24 Jan, 2013 – leave a comment
hacking with a purpose
You still have a few days to apply to be a Nike+ Accelerator Partner, which comes with $20k, bragging rights, and access to the Nike+ and Fuelband APIs and SDKs. It’s a good idea and something that Nike needs to be doing to catch-up to competitor FitBit which is dominating the emerging space through community co-creation.
But I wonder what the mark of success will be for Nike. User adoption of new services, a fuzzy set of engagement metrics, PR, polish, etc. If I was in charge, I’d be myopically interested in apps and services which demonstrate actual positive health outcomes. To me, this has always been the most important unanswered question of this category and it looks like I’m not alone:
“It’s like the wild, wild West,” said Dr. Atul Butte of the Stanford School of Medicine, who just started using a Fitbit and an Aria Scale. “For a drug company, there’s such a burden to show how [their product] works better. A gadget maker is … not required to show that data and that’s kind of unfair.”

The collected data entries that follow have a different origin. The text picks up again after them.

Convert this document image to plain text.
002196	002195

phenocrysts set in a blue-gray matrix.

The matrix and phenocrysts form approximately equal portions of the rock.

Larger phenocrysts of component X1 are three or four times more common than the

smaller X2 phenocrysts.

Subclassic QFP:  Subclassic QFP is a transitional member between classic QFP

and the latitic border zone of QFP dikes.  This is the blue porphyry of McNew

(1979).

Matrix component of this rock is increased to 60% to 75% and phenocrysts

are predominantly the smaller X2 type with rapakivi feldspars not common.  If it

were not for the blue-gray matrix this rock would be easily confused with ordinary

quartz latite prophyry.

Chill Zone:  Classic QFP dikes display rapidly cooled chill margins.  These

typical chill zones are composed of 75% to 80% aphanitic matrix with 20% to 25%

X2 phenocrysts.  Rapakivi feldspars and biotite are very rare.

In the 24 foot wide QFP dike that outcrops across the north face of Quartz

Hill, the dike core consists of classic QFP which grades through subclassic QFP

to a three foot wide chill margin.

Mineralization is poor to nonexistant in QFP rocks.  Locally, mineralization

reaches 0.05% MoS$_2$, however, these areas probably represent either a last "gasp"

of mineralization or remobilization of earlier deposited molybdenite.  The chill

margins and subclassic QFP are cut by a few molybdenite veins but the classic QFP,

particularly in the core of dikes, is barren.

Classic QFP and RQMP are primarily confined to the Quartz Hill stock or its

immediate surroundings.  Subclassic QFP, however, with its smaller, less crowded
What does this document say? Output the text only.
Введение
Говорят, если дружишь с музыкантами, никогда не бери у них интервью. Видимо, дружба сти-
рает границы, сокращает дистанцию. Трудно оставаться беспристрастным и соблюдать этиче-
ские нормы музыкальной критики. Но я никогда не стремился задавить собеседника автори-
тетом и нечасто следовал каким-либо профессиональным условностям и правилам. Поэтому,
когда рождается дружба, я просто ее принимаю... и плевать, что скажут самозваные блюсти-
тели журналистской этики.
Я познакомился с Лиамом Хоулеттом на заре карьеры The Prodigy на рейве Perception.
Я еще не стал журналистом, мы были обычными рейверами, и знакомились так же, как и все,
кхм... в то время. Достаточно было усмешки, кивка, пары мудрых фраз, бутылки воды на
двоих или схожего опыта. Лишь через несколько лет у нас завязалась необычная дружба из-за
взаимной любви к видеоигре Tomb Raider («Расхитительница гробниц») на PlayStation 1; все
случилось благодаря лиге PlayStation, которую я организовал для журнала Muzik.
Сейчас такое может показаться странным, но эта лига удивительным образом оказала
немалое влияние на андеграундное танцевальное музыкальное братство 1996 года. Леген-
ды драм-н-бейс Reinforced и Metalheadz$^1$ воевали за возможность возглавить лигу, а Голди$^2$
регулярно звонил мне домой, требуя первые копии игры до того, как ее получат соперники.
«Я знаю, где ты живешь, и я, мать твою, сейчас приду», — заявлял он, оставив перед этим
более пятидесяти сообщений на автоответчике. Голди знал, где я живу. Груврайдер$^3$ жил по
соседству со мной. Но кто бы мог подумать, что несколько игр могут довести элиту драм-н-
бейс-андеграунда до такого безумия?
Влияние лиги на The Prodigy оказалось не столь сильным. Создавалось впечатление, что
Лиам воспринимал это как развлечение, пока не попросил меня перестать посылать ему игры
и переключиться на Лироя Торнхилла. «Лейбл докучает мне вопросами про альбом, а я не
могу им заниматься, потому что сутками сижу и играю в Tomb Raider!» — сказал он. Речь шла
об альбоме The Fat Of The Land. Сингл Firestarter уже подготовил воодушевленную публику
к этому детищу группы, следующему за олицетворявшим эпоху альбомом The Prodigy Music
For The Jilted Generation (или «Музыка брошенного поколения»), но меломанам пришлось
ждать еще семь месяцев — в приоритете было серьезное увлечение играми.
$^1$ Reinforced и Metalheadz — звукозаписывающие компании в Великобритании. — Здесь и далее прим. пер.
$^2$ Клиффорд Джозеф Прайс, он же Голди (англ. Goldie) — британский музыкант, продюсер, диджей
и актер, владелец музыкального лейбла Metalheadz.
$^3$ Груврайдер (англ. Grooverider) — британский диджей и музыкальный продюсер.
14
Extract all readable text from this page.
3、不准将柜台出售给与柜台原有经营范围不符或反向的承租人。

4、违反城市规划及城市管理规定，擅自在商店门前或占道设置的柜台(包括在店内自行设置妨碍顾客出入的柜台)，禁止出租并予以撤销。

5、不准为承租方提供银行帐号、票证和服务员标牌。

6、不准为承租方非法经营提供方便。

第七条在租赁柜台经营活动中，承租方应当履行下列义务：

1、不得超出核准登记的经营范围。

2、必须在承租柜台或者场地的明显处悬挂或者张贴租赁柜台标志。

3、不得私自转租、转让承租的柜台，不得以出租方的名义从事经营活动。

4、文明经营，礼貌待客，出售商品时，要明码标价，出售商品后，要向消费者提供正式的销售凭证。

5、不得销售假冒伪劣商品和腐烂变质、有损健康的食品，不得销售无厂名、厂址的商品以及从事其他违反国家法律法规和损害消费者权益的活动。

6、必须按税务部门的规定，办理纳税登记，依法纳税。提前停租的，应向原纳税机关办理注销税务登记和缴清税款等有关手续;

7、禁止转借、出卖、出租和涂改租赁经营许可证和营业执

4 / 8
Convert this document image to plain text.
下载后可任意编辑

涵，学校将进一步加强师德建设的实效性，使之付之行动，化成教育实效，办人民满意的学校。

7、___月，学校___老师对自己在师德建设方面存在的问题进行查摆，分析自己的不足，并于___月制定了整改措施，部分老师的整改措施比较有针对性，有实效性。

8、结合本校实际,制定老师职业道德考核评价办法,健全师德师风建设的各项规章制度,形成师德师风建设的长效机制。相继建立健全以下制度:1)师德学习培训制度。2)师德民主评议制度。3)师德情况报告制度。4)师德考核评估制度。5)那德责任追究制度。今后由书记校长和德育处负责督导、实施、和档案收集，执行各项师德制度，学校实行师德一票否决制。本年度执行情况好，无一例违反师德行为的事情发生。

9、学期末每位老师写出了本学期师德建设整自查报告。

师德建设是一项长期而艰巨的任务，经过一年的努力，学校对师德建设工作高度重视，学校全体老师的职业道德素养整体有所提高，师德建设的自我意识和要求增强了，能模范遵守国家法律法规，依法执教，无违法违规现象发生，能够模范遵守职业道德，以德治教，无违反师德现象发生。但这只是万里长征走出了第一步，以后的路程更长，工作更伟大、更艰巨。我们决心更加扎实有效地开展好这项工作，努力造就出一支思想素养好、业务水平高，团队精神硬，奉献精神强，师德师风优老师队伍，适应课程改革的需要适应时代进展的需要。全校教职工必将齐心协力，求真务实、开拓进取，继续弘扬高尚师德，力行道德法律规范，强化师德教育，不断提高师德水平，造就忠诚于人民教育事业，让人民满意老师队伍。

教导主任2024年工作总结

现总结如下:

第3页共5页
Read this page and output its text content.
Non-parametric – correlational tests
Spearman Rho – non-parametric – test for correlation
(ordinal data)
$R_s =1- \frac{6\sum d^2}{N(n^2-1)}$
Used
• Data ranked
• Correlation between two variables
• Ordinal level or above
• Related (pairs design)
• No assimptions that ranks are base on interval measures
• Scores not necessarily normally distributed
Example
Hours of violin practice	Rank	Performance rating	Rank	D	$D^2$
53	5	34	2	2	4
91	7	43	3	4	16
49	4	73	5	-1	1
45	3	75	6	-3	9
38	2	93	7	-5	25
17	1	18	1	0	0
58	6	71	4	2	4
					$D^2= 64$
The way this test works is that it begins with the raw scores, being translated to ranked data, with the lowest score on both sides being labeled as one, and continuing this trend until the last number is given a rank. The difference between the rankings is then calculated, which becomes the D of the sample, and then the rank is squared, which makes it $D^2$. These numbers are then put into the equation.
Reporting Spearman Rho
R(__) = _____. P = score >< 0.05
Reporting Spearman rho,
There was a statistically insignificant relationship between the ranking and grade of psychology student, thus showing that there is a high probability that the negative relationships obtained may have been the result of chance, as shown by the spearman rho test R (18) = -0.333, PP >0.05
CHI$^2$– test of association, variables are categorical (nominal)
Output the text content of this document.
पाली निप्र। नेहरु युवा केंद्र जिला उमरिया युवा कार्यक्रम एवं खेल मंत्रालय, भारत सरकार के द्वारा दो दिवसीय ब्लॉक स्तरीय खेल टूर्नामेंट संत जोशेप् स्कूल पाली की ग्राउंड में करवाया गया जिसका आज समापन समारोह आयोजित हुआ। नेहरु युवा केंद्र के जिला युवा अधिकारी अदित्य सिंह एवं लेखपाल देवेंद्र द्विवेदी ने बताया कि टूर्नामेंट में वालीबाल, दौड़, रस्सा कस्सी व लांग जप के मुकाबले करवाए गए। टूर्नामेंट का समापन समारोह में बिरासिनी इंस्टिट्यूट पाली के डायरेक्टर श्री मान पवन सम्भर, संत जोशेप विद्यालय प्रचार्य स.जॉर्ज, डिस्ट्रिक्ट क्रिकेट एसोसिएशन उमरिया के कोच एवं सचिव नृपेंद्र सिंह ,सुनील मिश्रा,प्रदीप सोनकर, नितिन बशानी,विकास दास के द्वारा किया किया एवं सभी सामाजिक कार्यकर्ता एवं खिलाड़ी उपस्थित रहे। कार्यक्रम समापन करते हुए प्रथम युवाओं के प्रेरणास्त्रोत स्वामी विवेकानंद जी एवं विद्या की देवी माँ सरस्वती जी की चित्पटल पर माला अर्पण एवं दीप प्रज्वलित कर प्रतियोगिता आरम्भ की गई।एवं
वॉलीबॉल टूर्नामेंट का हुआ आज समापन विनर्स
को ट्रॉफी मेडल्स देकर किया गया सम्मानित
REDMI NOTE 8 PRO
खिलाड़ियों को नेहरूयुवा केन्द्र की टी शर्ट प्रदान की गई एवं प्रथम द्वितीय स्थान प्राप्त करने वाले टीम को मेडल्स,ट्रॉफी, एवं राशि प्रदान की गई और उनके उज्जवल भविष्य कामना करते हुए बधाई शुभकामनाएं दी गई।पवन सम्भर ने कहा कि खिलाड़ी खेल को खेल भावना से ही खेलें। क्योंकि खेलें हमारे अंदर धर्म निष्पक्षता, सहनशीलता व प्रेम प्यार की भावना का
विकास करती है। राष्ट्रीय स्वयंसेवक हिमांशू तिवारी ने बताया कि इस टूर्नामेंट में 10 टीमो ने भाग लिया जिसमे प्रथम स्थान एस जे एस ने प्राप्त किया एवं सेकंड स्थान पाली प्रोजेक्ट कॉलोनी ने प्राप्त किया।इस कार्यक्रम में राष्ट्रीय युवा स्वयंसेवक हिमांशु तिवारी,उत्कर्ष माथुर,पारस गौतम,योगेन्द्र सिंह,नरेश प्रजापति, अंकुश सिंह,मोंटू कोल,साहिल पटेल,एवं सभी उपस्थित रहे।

“Probably, like most gadgets, these devices help those folks on the borderline, [those] ready to make behavioral changes and looking for something to tip them into healthy behaviors,” he added.
We’ve entered an era where data is easier to generate and easier to display, but I haven’t seen much maturity in our understanding of how data impacts behavior under specific contexts and with specific mechanics. Critically, we also don’t have a grasp on what unintended consequences these devices might be having (e.g. just by wearing one you might feel healthier and thus make poorer choices). I personally worry that these devices are seen solely as marketing products (aka the new watch) and not as a balance of marketing message and behavioral modifier.